The following day, the resolution calling for the abolition of abortion was debated on the floor. I ended up speaking against the adoption of that resolution from the floor, not because I opposed its aim but because there were (and are) troubling aspects about this particular resolution. As originally written, it called for the total rejection of any law or statute to curtail abortion that fell short of total abolition. That would mean that the vital tools employed by the pro-life movement such heartbeat bills, pain-capable bills, informed-consent laws, and parital-birth abortion bans would be taken off the table.
After I spoke, another messenger successfully moved to amend the resolution to reopen the door for these measures. But even so, in my view, substantial problems remain with this resolution, which have now been addressed by seven SBC professors and separately by a member of the 2021 Resolutions Committee. Simply put, even the amended resolution provides no exception for the physical life of the mother and seems to indicate support for the prosecution of post-abortive women, both of which represent significant departures from both the SBC’s historic approach to this issue as well as the consistent messaging of the pro-life movement. The enemy in the fight for life is not vulnerable women but the abortion lobby: doctors, lawyers, and activists who profit from the destruction of innocent human life. Though women who pursue abortions unquestionably commit a grievous sin, it is still critical to distinguish between these vulnerable women and the abortion industry that preys upon them.

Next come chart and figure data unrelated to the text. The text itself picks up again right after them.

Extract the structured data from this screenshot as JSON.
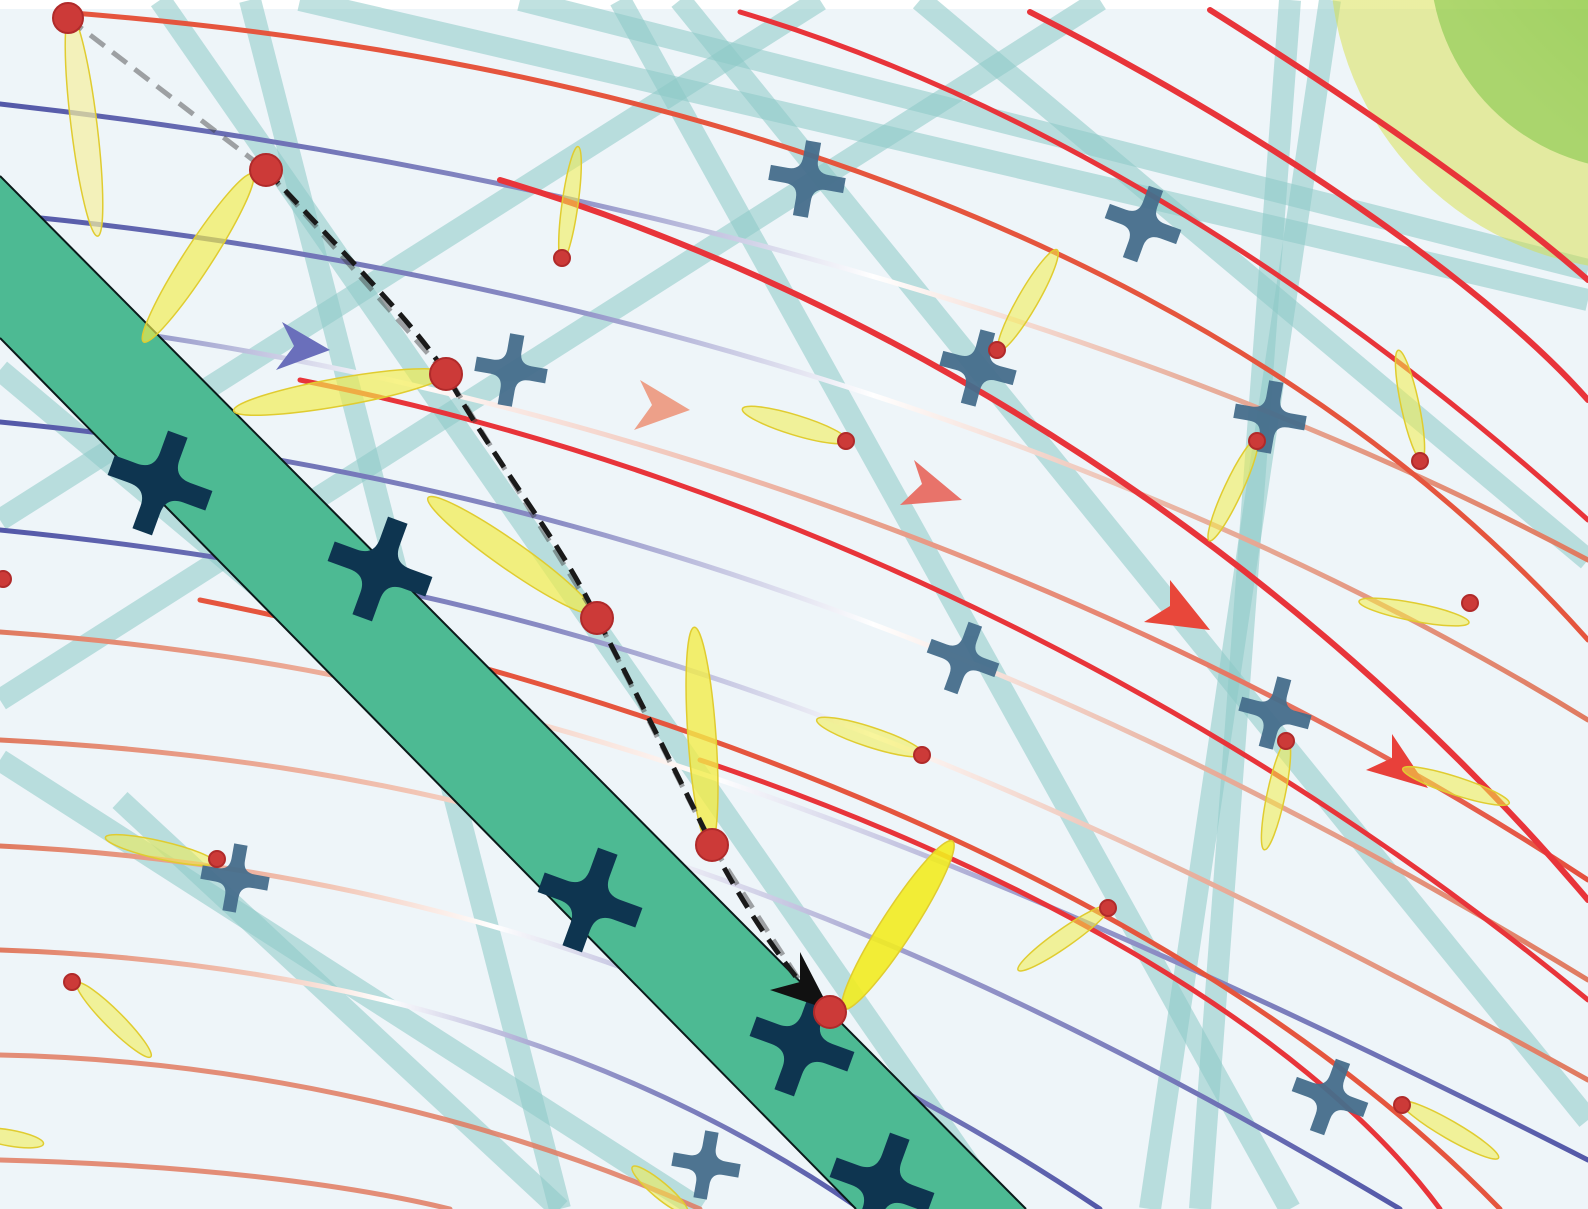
{
  "figure": {
    "background": "#eef5f9",
    "colors": {
      "fiber": "#8cc8c6",
      "fiber_edge": "#6aa3a2",
      "band": "#4dba93",
      "band_edge": "#0a1a1a",
      "node_dark": "#0e3550",
      "node_mid": "#466e8c",
      "blue_line": "#5358a8",
      "salmon_line": "#e07a60",
      "red_line": "#e8343a",
      "petal_yellow": "#f2ec4a",
      "petal_pale": "#f5efa0",
      "dot_red": "#cc3a38",
      "dot_red_edge": "#b02a2a",
      "green_glow": "#7cc243",
      "path_dash": "#1a1a1a"
    },
    "icons": [
      "cross-node-icon",
      "arrowhead-icon",
      "petal-icon",
      "red-dot-icon"
    ]
  }
}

Ultimately, I absolutely affirm the messengers’ desire to make a clear statement demonstrating their resolve to end abortion at the nearest possible opporunity. And honestly, I believe that is what most believed they were voting for: a resolution calling for the immediate abolition of abortion. Unfortunately, this resolution went further than that in ways that actually repudiate the efforts of the pro-life movement in which countless Southern Baptists labor every day. In any case, it presents an opportunity to potentially revisit this opinion next year at the annual meeting in Anaheim, California.
To wrap this up, I would simply say that for myself and so many others, this year’s annual meeting was a surprising and welcomed breath of fresh air. Regardless of which candidate we may have supported to succeed Greear, last week so many Southern Baptists were able to come together and remember how wonderful it is to partner with millions of other Baptist Christians through the SBC for the purpose of reaching and discipling the nations. From my vantage point, we were unified and filled with joy, and we left with confidence that the SBC has exciting days ahead of us.